Ingredients You Need For This Killer Pasta
- Onion, garlic and celery stalks: Essential to infuse the sauce with flavor. Mince those especially finely to keep the sauce’s texture smooth rather than chunky, you could also pulse them until very finely chopped in your food processor.
- Seasoning: Salt, black pepper, oregano and sugar.
- Tomato paste: To get a super-tomatoey flavor, we sauté the paste until it’s blushed several shades deeper and to caramelize the sugars.

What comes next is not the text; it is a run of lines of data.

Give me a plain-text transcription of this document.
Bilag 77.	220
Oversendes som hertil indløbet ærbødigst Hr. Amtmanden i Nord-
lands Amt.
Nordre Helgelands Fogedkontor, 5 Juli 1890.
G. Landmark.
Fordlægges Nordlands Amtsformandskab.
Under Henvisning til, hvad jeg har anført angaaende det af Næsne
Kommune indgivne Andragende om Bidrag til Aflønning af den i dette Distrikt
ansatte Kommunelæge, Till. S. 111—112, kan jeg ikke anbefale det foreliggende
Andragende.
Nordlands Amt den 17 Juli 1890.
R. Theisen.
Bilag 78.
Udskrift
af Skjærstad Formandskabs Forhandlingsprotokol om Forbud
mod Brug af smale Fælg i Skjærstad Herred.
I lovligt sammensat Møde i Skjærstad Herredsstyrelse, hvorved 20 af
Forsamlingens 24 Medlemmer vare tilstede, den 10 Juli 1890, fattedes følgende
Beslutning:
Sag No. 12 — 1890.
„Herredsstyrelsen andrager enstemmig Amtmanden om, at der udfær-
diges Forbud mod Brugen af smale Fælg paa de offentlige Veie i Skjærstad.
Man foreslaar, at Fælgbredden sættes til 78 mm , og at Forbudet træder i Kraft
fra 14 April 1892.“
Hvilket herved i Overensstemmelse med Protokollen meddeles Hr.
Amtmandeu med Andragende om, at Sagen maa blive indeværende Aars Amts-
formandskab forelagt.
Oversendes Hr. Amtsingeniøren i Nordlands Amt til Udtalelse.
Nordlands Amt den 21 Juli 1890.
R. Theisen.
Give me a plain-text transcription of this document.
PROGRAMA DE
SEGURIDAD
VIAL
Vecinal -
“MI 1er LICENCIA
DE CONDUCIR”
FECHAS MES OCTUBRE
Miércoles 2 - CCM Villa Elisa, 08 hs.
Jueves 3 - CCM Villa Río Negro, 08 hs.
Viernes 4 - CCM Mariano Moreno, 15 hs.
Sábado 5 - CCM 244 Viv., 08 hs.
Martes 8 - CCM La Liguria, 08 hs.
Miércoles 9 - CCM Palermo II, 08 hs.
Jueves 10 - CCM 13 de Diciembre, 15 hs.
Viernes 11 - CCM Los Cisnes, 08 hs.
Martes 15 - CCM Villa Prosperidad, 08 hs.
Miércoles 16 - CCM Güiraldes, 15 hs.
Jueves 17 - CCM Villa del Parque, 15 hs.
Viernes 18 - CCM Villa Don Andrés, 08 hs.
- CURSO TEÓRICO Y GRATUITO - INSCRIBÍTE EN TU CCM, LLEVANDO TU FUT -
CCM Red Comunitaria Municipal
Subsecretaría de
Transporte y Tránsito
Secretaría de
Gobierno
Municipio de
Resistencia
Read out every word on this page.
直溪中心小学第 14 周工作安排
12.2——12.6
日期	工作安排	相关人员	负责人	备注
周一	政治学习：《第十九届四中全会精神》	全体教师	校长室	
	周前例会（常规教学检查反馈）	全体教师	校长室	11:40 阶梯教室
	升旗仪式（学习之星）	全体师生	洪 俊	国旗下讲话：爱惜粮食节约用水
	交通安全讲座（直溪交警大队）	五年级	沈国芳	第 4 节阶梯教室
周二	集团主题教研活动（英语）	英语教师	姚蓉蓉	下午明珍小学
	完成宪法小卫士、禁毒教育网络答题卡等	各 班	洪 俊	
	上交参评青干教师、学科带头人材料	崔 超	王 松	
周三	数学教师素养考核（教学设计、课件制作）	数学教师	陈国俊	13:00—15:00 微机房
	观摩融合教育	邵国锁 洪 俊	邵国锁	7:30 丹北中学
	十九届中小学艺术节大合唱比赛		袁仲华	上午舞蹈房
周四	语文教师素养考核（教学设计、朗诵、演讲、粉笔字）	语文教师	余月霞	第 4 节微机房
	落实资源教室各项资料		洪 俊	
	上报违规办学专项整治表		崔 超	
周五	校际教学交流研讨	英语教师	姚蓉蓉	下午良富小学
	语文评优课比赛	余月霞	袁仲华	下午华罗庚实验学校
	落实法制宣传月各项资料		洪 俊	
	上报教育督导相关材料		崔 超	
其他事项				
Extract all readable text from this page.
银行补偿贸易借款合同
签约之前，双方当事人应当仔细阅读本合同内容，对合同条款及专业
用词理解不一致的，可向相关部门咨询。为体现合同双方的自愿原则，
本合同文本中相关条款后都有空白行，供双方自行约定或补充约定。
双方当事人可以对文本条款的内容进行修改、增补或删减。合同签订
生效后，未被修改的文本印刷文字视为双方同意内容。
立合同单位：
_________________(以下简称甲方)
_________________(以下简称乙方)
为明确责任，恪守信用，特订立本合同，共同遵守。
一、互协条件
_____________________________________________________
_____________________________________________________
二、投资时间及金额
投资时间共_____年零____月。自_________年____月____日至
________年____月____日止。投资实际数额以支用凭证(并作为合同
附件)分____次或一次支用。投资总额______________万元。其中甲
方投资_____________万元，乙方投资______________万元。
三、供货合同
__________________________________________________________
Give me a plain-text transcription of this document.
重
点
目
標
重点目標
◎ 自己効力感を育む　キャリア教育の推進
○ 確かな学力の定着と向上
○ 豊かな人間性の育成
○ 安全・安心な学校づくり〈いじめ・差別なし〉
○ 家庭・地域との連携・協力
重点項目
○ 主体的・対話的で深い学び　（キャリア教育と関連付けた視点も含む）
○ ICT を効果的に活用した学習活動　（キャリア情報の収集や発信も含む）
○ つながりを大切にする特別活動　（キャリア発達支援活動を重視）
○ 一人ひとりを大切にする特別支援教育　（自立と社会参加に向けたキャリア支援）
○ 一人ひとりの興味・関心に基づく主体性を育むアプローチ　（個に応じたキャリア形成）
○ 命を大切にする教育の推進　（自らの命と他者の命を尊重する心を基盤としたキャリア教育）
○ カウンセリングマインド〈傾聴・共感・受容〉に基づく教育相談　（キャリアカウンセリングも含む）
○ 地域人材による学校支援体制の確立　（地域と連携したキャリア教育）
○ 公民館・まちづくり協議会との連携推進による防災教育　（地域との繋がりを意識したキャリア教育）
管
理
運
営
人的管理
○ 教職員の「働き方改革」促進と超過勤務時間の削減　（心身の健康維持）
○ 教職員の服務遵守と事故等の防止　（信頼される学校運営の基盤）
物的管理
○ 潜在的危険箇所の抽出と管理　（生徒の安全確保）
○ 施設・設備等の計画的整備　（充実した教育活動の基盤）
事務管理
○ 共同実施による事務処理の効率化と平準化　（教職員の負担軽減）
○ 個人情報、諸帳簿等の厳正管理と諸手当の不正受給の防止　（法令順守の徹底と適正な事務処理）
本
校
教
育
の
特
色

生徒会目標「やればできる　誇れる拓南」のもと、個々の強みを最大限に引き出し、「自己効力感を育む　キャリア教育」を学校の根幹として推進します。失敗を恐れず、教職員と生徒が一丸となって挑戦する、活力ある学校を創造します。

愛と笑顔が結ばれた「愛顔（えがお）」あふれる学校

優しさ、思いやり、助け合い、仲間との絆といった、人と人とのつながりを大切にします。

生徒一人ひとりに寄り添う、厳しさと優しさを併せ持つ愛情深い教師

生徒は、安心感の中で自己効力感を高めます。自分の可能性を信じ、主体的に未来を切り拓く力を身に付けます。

- Vodka: This one doesn’t just deglaze the skillet, it gives a sharpness and a sweetness to the sauce that helps to enhance the tomato flavor. I used 1/4 cup of vodka, but you can always add more, up to 1/2 cup.
- Puréed tomatoes: For a thicker, smoother sauce. Try not to use crushed tomatoes, as they are chunkier.
- Tabasco and Worcestershire: The classic add-ins for a spicy and savory flavor.
- Pasta: Use linguine, spaghetti or any of your favorite pasta shapes.
- If you’d like to add protein to this dish, then cooked shrimp, bacon bits, seared salmon or grilled chicken are a wonderful addition.
- This is not a super spicy pasta sauce, you can always add more Tabasco or serve some chili flakes on the side for those who like it.
- Serve with some crusty bread and a big leafy salad drizzled with olive oil and balsamic vinegar.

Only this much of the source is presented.